The vast majority of seats in Michigan state government are up for election in November, 2010, and because of term limits, many of the candidates that prevail in the election will be newcomers to Lansing and its political process. Educating legislators on law enforcement issues has been an arduous task for POAM’s Legislative Director, Kenneth E. Grabowski and the staff at Michigan Legislative Consultants. It is our hope that the fresh blood that emerges from the process will pump new life into improving our state’s economic condition.
Director Grabowski has sent a questionnaire to every statewide candidate requesting their position on many subjects while offering relevant history and data on the topics. His response rate was encouraging and many of those answers are reflected in our endorsements highlighted in this issue.
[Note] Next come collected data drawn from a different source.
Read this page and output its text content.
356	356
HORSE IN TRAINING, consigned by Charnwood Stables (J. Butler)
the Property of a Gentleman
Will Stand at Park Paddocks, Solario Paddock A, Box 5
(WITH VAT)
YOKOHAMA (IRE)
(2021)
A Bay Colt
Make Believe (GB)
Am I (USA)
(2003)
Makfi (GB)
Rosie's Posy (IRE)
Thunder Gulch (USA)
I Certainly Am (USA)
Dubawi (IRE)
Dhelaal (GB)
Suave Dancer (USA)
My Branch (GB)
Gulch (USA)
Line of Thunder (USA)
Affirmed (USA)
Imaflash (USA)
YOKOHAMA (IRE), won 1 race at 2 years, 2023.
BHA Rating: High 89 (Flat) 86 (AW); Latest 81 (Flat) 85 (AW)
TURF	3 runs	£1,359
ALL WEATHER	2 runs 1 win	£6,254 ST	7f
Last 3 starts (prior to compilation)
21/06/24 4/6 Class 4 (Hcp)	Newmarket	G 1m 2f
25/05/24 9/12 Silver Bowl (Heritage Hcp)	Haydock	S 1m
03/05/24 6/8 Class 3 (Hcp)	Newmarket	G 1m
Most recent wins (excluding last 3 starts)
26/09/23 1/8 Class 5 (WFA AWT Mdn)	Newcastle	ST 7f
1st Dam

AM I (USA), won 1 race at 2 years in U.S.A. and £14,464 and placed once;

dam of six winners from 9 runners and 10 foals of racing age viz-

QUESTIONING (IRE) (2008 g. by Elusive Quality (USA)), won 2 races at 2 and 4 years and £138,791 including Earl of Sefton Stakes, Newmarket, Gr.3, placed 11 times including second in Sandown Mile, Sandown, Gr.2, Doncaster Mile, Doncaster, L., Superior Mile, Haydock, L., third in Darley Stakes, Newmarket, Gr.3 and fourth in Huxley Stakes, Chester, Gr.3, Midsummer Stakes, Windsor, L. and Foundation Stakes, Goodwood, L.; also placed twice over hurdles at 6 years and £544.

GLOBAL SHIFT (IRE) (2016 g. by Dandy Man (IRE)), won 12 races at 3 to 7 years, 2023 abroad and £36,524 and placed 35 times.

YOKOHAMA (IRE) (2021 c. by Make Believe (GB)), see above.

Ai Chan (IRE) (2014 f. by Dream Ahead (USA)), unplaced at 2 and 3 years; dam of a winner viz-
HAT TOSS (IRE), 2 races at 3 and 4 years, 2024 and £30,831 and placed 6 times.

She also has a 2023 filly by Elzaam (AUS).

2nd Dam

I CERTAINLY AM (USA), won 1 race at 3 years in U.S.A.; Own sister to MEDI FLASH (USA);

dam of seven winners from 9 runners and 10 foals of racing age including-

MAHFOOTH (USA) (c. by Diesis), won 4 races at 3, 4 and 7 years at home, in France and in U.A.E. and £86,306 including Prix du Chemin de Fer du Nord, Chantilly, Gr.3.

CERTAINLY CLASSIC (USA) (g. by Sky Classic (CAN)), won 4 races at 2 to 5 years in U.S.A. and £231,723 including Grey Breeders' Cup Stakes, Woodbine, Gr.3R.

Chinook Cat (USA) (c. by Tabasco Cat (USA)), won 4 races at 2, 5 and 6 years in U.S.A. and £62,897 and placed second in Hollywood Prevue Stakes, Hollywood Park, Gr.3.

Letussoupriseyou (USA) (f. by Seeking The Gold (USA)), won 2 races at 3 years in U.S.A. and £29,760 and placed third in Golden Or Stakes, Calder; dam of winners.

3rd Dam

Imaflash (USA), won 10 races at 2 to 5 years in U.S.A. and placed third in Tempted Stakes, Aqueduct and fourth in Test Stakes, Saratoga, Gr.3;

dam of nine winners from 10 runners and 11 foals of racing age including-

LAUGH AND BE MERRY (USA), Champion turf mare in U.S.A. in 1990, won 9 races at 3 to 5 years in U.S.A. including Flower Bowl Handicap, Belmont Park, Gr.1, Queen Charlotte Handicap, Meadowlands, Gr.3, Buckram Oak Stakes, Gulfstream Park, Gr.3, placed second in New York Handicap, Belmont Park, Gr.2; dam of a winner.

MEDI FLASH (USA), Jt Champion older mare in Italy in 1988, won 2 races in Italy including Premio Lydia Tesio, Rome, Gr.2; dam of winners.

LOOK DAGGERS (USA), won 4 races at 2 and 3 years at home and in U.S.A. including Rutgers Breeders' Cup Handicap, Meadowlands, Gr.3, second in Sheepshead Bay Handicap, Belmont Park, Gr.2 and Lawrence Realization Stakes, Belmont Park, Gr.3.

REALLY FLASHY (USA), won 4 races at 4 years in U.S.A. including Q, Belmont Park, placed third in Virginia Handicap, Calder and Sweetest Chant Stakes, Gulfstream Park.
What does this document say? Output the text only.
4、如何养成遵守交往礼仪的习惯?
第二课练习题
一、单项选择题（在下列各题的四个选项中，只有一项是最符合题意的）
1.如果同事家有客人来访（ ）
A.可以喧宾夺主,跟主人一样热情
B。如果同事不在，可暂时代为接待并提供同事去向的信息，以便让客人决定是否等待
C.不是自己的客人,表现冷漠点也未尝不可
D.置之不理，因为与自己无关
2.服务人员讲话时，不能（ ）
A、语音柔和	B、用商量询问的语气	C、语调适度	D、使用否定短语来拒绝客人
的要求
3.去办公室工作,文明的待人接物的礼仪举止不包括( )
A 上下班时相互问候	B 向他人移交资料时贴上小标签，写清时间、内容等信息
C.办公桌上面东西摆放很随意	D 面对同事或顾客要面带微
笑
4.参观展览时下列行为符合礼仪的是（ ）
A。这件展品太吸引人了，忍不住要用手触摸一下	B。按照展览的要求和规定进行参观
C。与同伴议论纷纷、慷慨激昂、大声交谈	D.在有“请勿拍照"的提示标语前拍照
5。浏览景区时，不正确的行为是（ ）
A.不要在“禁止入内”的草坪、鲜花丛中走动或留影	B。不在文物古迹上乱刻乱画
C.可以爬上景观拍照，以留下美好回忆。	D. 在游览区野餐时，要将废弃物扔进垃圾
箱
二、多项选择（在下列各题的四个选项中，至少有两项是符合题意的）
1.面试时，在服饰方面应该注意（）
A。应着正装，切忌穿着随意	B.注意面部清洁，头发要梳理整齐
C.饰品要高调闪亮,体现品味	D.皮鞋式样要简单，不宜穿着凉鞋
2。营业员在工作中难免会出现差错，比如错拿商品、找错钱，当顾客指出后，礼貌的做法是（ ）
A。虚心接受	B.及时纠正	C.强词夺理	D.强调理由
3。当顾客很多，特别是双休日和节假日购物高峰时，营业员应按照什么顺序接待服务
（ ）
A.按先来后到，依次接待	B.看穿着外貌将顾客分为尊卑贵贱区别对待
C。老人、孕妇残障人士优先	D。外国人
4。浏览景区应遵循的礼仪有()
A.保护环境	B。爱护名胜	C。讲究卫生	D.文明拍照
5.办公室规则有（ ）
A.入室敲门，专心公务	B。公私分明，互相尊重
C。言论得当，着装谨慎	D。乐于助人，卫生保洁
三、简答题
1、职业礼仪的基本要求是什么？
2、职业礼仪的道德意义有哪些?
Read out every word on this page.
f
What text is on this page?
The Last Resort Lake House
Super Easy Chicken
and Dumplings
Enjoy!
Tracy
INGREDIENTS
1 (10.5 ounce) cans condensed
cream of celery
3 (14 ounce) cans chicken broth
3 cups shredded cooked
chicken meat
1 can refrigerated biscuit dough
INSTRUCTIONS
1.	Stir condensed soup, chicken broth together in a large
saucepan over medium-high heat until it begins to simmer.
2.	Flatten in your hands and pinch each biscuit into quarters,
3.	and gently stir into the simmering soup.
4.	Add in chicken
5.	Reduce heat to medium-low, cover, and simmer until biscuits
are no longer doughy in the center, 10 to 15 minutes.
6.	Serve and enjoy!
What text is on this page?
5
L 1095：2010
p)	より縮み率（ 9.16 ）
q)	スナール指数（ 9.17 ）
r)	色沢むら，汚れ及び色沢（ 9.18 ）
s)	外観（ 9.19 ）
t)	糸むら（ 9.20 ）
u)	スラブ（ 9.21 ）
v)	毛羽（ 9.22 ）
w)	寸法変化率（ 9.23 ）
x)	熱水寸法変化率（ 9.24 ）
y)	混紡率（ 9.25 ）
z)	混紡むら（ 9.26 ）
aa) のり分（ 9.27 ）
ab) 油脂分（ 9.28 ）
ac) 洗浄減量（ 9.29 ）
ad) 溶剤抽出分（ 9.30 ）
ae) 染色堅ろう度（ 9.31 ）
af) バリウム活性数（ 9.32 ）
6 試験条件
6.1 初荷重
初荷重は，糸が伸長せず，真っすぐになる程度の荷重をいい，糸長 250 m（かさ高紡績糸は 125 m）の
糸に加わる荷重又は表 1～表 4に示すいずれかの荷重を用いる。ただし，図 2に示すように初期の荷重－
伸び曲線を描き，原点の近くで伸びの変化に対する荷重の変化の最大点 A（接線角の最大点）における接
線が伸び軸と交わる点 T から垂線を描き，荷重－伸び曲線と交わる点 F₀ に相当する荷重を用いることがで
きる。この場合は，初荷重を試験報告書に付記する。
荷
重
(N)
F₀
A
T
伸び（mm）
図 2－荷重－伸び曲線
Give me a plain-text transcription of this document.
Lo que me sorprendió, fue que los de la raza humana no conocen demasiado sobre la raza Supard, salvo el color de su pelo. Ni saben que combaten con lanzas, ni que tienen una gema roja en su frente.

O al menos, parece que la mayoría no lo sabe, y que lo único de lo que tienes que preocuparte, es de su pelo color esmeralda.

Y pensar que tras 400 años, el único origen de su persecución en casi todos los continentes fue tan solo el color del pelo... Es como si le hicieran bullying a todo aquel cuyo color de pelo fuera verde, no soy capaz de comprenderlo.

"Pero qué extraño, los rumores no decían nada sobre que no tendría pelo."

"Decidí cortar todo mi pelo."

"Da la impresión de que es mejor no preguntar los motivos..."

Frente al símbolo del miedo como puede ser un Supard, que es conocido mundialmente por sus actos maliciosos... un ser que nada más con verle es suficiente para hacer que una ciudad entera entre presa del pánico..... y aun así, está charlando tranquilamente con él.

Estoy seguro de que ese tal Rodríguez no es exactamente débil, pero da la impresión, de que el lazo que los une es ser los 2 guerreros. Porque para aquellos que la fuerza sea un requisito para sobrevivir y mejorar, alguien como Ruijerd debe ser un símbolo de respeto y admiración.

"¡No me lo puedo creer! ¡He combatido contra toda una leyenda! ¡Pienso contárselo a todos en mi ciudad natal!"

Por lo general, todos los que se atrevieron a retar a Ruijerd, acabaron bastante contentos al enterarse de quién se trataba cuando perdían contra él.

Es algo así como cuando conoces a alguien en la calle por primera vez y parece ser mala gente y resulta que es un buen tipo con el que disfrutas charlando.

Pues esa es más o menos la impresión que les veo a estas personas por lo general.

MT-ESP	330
As a public employee, notify your legislators (new or incumbent) about the local collective bargaining process and how insulted you were when state politicians proposed a 5% reduction in pay and a 20% premium on health care after already making many of those same concessions over the last couple of contracts. It is also time for Corrections Officers to mail a letter outlining the need for resolution of the economic impasses that occur while negotiating a contract for CO’s. Police officers must contact their legislators and insist that compulsory arbitration stays in place and any modifications to Act 312 be in line with the streamlined process that POAM recommended. Road deputies should keep their representatives in Lansing informed about secondary road patrol money not being pilfered to support non-essential functions of the State Police. And we must all be aware that funding the State Police Crime Lab and its other specialized investigatory services stay intact.
If you don’t act, the only information our legislators will be receiving is the propaganda from the Michigan Municipal League, the Michigan Townships Association, Michigan Association of Counties and other groups that want to erode the financial wellbeing of your family. POAM’s message resonates with legislators when followed up by actions taken by individual members. Many citizens entering the political arena had good intentions when they began their terms. Let’s make sure those good intentions don’t bow to political affiliations or along party lines, but rather to improving public safety in the state of Michigan.